I showed up, parked in the wrong lot, got stared down uncomfortably as a result, and was whisked as part of a three-man crew to the house of this lady who kept all of the appliances she owned in the last ten years. She had a collection of at least five washing machines, four ovens, and three fridges (and more!) in addition to the appliances currently in use. That first move introduced me to the reality of the job, which was essentially to chip away at mountains of heavy stuff that show no sign of decreasing no matter how hard and fast you work. It was also my first introduction to the bafflingly reflexive sexism and racism of my average coworker. The client had the misfortune of being a woman and black in this situation, which led to an explosion of backwoods insanity that began as soon as it possibly could. Their howling echoed in the back of the moving truck and left me mortified that I would be associated with such idiocy (to say nothing of being worried about the state of the world). I was completely stunned that there were actually people who still thought like that. Fortunately, she didn’t seem to hear them as she was very friendly the whole time we were there, going as far as to buy us lunch and tip us. I thought maybe she was just biding her time, putting on a happy face until she snuck up and shot us, an action for which I wouldn’t have blamed her.

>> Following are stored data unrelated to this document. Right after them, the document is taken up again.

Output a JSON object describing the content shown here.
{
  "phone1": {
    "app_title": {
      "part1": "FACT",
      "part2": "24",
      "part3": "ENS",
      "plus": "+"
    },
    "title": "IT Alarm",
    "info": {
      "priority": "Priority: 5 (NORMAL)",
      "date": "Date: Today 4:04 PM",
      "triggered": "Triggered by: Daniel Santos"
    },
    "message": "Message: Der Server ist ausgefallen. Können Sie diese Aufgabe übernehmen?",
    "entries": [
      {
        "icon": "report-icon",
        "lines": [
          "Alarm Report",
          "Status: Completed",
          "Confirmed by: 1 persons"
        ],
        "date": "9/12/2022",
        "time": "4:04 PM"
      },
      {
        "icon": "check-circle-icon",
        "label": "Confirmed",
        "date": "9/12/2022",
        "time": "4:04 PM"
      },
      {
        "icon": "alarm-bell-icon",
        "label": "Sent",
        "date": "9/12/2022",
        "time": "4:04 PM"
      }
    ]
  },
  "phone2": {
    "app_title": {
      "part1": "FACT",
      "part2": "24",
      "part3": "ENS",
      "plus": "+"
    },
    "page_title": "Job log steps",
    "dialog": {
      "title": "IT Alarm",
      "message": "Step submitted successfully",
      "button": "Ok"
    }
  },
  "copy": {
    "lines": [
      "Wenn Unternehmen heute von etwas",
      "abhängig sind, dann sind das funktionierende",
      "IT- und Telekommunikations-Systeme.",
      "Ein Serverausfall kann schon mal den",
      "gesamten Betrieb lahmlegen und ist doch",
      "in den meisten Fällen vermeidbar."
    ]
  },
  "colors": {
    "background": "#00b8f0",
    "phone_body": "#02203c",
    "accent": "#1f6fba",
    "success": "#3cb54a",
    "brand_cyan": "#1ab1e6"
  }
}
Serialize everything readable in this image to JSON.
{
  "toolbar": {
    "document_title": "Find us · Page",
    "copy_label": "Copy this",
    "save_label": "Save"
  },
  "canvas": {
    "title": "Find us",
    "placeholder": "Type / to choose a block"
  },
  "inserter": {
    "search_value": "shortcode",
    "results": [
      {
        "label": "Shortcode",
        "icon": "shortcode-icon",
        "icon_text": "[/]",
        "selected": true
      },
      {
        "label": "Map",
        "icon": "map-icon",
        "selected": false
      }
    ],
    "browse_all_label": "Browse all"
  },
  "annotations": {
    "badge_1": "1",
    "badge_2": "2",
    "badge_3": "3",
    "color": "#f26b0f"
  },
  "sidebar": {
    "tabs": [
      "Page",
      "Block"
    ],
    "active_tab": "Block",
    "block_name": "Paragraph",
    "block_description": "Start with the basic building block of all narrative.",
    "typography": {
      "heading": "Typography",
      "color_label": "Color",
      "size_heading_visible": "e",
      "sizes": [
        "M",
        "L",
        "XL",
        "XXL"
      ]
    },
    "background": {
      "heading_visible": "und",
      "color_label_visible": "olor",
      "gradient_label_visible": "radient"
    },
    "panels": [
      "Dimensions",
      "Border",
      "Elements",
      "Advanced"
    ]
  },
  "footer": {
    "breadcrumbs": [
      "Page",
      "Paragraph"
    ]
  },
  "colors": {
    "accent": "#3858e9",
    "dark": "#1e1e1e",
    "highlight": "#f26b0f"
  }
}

Thus began my four months as a mover. I was by default associated with anything my coworkers did, and I was by default responsible for the well-being of each client’s lifetime of possessions. It was an odd circle – I would dive into the work as a way to avoid interacting with my coworkers, but the amount of work you do directly inspires a sort of competition with them, which then results in the very interactions I was trying to avoid in the first place. This kind of thing had been happening long before I had gotten there, and would continue long after I left, but was to me, in my sheltered and generally polite world, totally distressing to see that this was in fact how the world worked.